The first half of the 20th century consisted of numerous campaigns against racial and ethnic ridicule in the U.S. Various efforts by ethnic whites – including Italian, Irish, and Jewish groups – to end the circulation of denigrating and insulting stereotypes occurred during the early part of the century (Mintz 1996; Kibler 2009). African Americans succeeded these campaigns during the early part of the civil rights movement as they contested the legacy of blackface minstrelsy and a century’s worth of racist and insulting portrayals of blacks (largely by whites) as uncivilized and buffoonish (Boskin 1979; 1986). By challenging blackface comedy shows like Amos ’n’ Andy, one of the longest running and most popular shows on

radio and television until the civil rights period (Von Schilling 2003), groups like the NAACP sought to improve the public image of African Americans (Boskin 1986; Ely 1991; Haggins 2007).

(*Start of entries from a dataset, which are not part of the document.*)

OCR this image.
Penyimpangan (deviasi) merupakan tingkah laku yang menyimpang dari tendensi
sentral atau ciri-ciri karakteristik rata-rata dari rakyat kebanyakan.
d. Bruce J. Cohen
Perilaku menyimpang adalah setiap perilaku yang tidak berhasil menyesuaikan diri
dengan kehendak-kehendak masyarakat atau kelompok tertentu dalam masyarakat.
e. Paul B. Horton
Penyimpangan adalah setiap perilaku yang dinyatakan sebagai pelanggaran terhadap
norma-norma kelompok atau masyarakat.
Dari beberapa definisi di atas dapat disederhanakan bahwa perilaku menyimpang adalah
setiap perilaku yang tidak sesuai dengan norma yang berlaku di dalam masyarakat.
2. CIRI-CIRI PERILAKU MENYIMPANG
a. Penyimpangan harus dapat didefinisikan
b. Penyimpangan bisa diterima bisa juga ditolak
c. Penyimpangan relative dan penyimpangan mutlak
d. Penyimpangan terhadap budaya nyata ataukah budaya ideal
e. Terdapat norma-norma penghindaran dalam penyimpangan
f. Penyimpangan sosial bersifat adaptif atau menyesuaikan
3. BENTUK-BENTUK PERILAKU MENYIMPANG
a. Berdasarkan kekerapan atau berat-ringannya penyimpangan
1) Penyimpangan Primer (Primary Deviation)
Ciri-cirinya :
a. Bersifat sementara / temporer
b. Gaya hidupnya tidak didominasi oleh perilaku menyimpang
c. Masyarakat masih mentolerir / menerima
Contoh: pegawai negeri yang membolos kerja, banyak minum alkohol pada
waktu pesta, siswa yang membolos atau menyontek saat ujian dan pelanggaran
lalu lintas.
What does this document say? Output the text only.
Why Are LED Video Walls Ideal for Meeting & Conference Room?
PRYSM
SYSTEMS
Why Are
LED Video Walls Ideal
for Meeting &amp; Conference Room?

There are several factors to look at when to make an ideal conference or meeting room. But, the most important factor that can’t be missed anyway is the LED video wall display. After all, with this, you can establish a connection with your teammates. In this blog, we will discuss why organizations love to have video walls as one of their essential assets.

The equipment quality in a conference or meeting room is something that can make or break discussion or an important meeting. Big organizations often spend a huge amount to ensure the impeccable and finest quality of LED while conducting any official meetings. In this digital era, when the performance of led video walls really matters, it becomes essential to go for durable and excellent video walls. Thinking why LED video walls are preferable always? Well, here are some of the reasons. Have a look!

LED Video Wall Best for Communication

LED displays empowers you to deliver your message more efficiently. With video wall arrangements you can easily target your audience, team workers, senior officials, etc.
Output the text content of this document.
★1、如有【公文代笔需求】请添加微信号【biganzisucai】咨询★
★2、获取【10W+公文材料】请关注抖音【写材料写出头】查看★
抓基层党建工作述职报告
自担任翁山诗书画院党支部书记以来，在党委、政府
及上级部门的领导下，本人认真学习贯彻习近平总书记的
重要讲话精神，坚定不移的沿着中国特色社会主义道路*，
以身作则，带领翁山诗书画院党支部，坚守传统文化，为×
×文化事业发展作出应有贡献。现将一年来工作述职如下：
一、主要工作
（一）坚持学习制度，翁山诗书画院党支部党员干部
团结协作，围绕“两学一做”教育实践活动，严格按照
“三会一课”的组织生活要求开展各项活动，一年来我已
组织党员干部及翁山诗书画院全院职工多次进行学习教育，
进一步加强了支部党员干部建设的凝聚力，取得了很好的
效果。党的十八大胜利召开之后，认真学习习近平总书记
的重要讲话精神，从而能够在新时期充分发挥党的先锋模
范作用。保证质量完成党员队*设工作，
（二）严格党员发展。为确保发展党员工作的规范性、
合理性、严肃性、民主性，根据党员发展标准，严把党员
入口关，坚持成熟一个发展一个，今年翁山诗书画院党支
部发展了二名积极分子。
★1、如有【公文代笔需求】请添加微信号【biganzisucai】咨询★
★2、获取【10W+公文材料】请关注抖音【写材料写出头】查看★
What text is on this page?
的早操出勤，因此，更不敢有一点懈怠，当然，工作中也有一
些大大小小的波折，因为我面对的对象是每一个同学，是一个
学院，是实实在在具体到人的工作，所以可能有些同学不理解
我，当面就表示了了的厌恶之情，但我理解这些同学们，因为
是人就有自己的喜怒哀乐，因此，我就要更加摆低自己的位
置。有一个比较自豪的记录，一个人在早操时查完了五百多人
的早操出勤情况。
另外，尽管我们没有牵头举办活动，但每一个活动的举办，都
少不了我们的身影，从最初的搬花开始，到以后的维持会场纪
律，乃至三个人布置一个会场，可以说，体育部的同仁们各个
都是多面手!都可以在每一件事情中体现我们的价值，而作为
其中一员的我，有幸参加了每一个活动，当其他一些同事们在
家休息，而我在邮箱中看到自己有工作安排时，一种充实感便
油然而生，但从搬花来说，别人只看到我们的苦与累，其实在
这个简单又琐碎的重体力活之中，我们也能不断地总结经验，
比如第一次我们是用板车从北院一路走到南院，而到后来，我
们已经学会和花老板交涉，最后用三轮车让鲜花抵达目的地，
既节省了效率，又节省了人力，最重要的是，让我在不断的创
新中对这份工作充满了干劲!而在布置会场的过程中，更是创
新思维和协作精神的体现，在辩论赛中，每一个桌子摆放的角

During the latter part of the civil rights period, Latinos continued this wave of public protest against racial and ethnic ridicule by challenging anti-Latino caricatures and stereotypes, like Frito-Lays’ “Frito Bandito,” a corn-chip stealing bandit, and comedian Bill Dana’s Latino minstrel character “José Jiménez,” a dim-witted and inarticulate buffoon (Bender 2003; Pérez 2014). The Polish American Congress would follow suit as they challenged the circulation of “Polack jokes” in media that ridiculed Polish immigrants as “stupid,” “crude,” and “brutish” people (Pula 1996). This wave of protests signaled a turning point in American comedy (Apte 1987; Berger 1998), one in which ethnic and racial minorities would no longer sit passively by as Anglo Americans engaged in the “pleasure of racist laughter” (Lott 2013) at their expense.